USAID has announced the release of a solicitation for a five-year cooperative agreement to (1) increase targeted youth's civic engagement, (2) strengthen their supporting environment, and (3) bolster employment opportunities.  This program -- the Jamaica At-Risk Youth Empowerment, Civic Participation, and Workforce Readiness (EMPOWER) Activity will be funded at a cost range of $10 million to $24.99 million under the Youth Power Annual Program Statement (APS).  The purpose of this discussion is to present a concept piece regarding how the program could be designed and implemented in such a way as to foster sustainability and leverage greater impact through partnerships and support from the Jamaican diaspora in the United States.
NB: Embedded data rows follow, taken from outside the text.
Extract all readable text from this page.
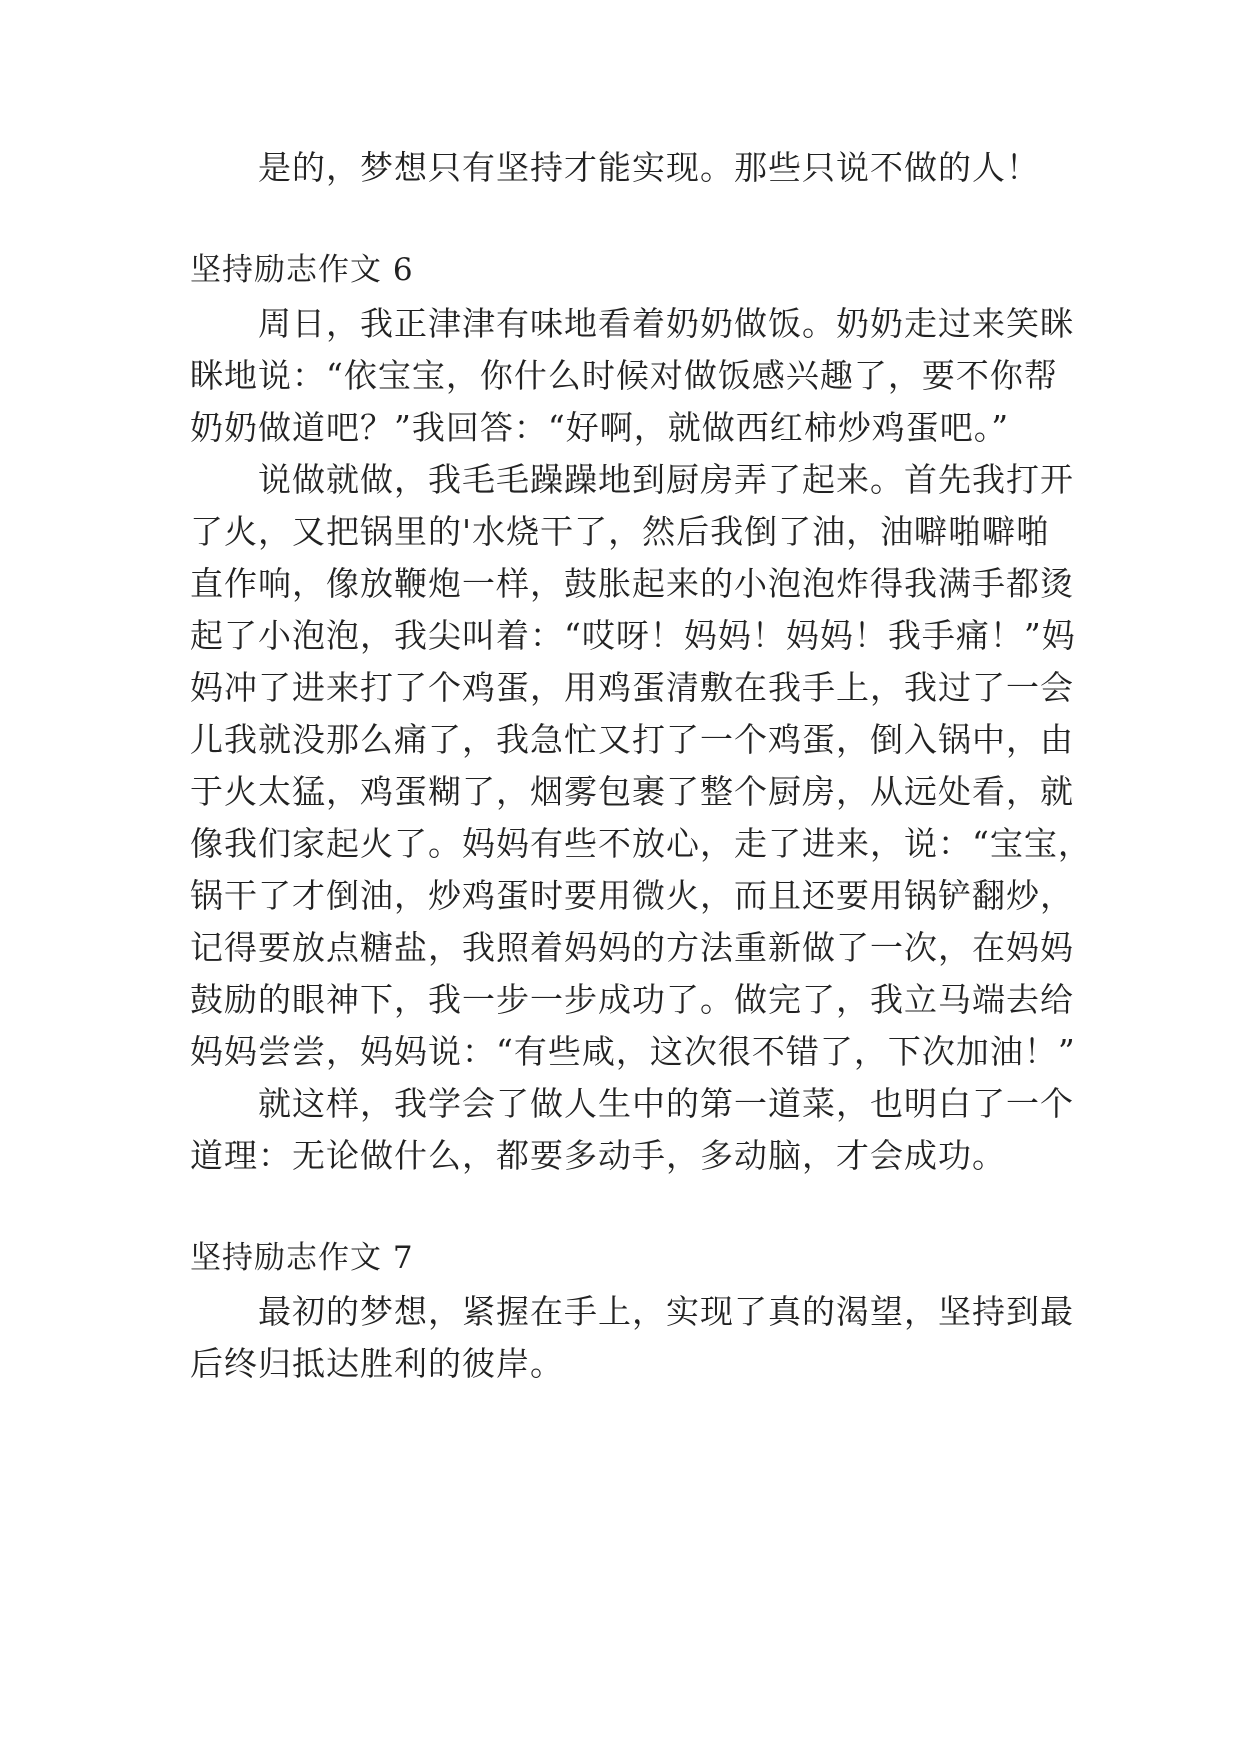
是的，梦想只有坚持才能实现。那些只说不做的人！
坚持励志作文 6
周日，我正津津有味地看着奶奶做饭。奶奶走过来笑眯
眯地说：“依宝宝，你什么时候对做饭感兴趣了，要不你帮
奶奶做道吧？”我回答：“好啊，就做西红柿炒鸡蛋吧。”
说做就做，我毛毛躁躁地到厨房弄了起来。首先我打开
了火，又把锅里的'水烧干了，然后我倒了油，油噼啪噼啪
直作响，像放鞭炮一样，鼓胀起来的小泡泡炸得我满手都烫
起了小泡泡，我尖叫着：“哎呀！妈妈！妈妈！我手痛！”妈
妈冲了进来打了个鸡蛋，用鸡蛋清敷在我手上，我过了一会
儿我就没那么痛了，我急忙又打了一个鸡蛋，倒入锅中，由
于火太猛，鸡蛋糊了，烟雾包裹了整个厨房，从远处看，就
像我们家起火了。妈妈有些不放心，走了进来，说：“宝宝，
锅干了才倒油，炒鸡蛋时要用微火，而且还要用锅铲翻炒，
记得要放点糖盐，我照着妈妈的方法重新做了一次，在妈妈
鼓励的眼神下，我一步一步成功了。做完了，我立马端去给
妈妈尝尝，妈妈说：“有些咸，这次很不错了，下次加油！”
就这样，我学会了做人生中的第一道菜，也明白了一个
道理：无论做什么，都要多动手，多动脑，才会成功。
坚持励志作文 7
最初的梦想，紧握在手上，实现了真的渴望，坚持到最
后终归抵达胜利的彼岸。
There is an opportunity to partner with  the Jamaican diaspora in the United States to support initiatives to empower youth and prevent violence.  The key is to give the young people of Jamaica hope for a better future.  With over 757,000 Jamaican-origin residents in the United States, a series of partnerships could be put into place to help link the diaspora back to home communities.  This approach would require the following actions:

1. Map Jamaican-Origin residents in the United States using census data down to the block level using Social Explorer (census data analysis website).  An example of this mapping is in the Jamaica diaspora page.
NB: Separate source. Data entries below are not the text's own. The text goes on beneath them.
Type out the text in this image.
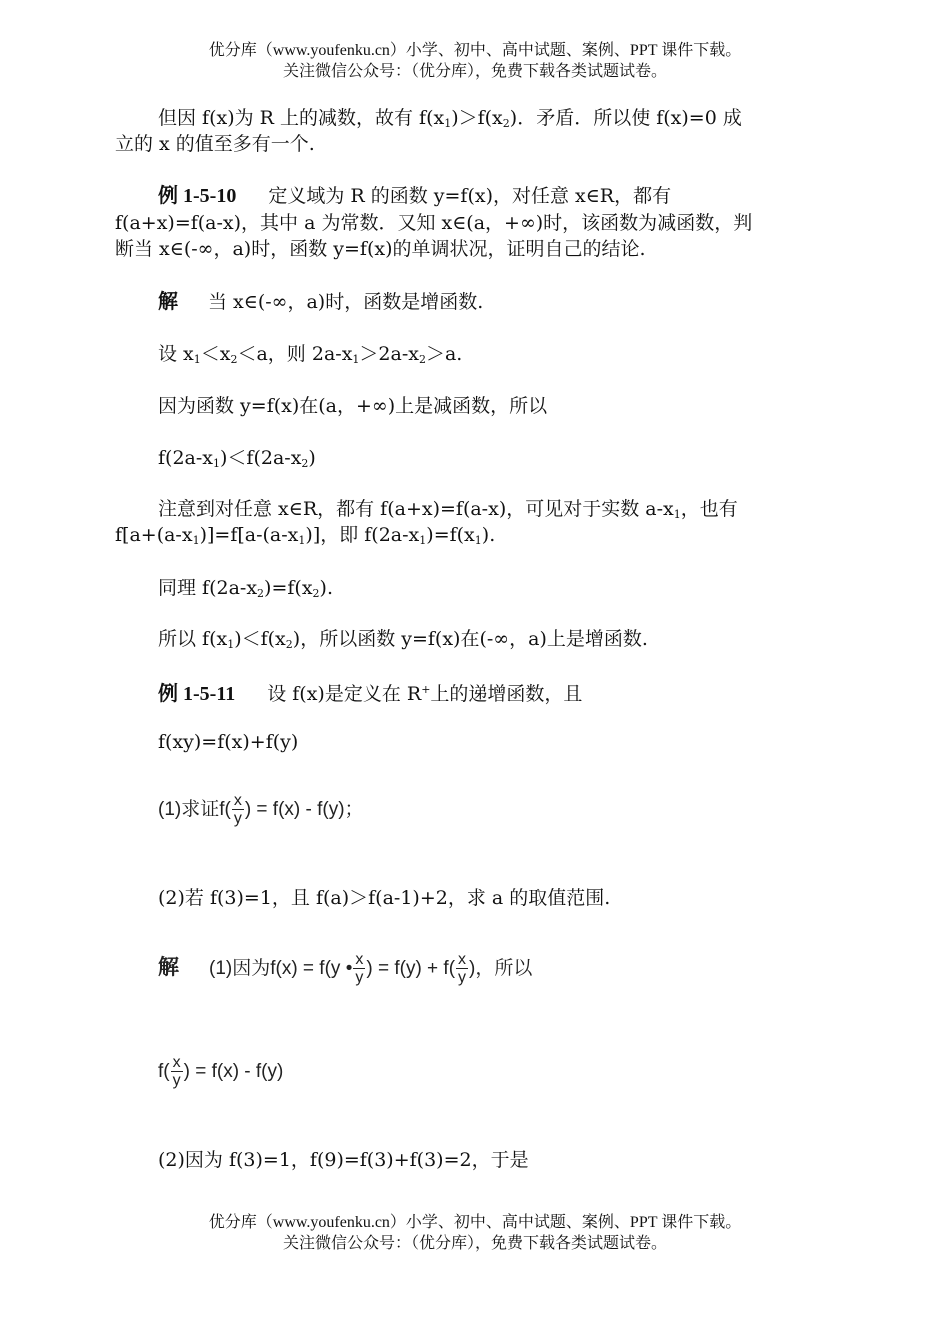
优分库（www.youfenku.cn）小学、初中、高中试题、案例、PPT 课件下载。
关注微信公众号：（优分库），免费下载各类试题试卷。
但因 f(x)为 R 上的减数，故有 $f(x_1)>f(x_2)$．矛盾．所以使 f(x)=0 成
立的 x 的值至多有一个.
例 1-5-10 定义域为 R 的函数 y=f(x)，对任意 x∈R，都有
f(a+x)=f(a-x)，其中 a 为常数．又知 x∈(a，+∞)时，该函数为减函数，判
断当 x∈(-∞，a)时，函数 y=f(x)的单调状况，证明自己的结论.
解 当 x∈(-∞，a)时，函数是增函数.
设 $x_1<x_2<a$，则 $2a-x_1>2a-x_2>a$.
因为函数 y=f(x)在(a，+∞)上是减函数，所以
$f(2a-x_1)<f(2a-x_2)$
注意到对任意 x∈R，都有 f(a+x)=f(a-x)，可见对于实数 $a-x_1$，也有
$f[a+(a-x_1)]=f[a-(a-x_1)]$，即 $f(2a-x_1)=f(x_1)$.
同理 $f(2a-x_2)=f(x_2)$.
所以 $f(x_1)<f(x_2)$，所以函数 y=f(x)在(-∞，a)上是增函数.
例 1-5-11 设 f(x)是定义在 R+上的递增函数，且
f(xy)=f(x)+f(y)
(1)求证$f( \frac{x}{y}$ ) = f(x) - f(y)；
(2)若 f(3)=1，且 f(a)＞f(a-1)+2，求 a 的取值范围.
解 (1)因为f(x) = f(y • $\frac{x}{y}$ ) = $f(y) + f( \frac{x}{y}$ )，所以
$f( \frac{x}{y}$ ) = f(x) - f(y)
(2)因为 f(3)=1，f(9)=f(3)+f(3)=2，于是
优分库（www.youfenku.cn）小学、初中、高中试题、案例、PPT 课件下载。
关注微信公众号：（优分库），免费下载各类试题试卷。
2. Partner with Jamaican hometown associations, supporters (RPCVs from Jamaica), businesses that are owned by diaspora members, and business owners interested in developing ties to Jamaica for remote work (e.g., call centers).  An example of this type of approach can be found in a concept paper I drafted when I was working in Peru -- see Mi Querido Pais.
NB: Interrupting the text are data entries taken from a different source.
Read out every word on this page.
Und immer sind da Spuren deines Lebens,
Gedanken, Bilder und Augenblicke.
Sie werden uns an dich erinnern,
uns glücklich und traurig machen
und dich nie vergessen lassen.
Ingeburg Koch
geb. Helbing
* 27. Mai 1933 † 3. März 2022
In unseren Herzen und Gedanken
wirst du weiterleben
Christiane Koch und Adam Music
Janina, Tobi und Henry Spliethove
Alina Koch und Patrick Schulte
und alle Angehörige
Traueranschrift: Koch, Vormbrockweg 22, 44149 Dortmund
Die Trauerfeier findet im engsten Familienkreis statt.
3. Provide a secure mechanism for these partners and others (Jamaicans that are remitting funds to their families) to invest in smallscale businesses with training support in workforce development and business skils.  This would include partnering with the Peace Corps, civic groups in the United States that have an interest in Jamaica, and working directly with members of the diaspora.

The design of this program would target the communities highlighted in the Ministry of National Security as the most critical areas for interventions to empower youth and prevent violence.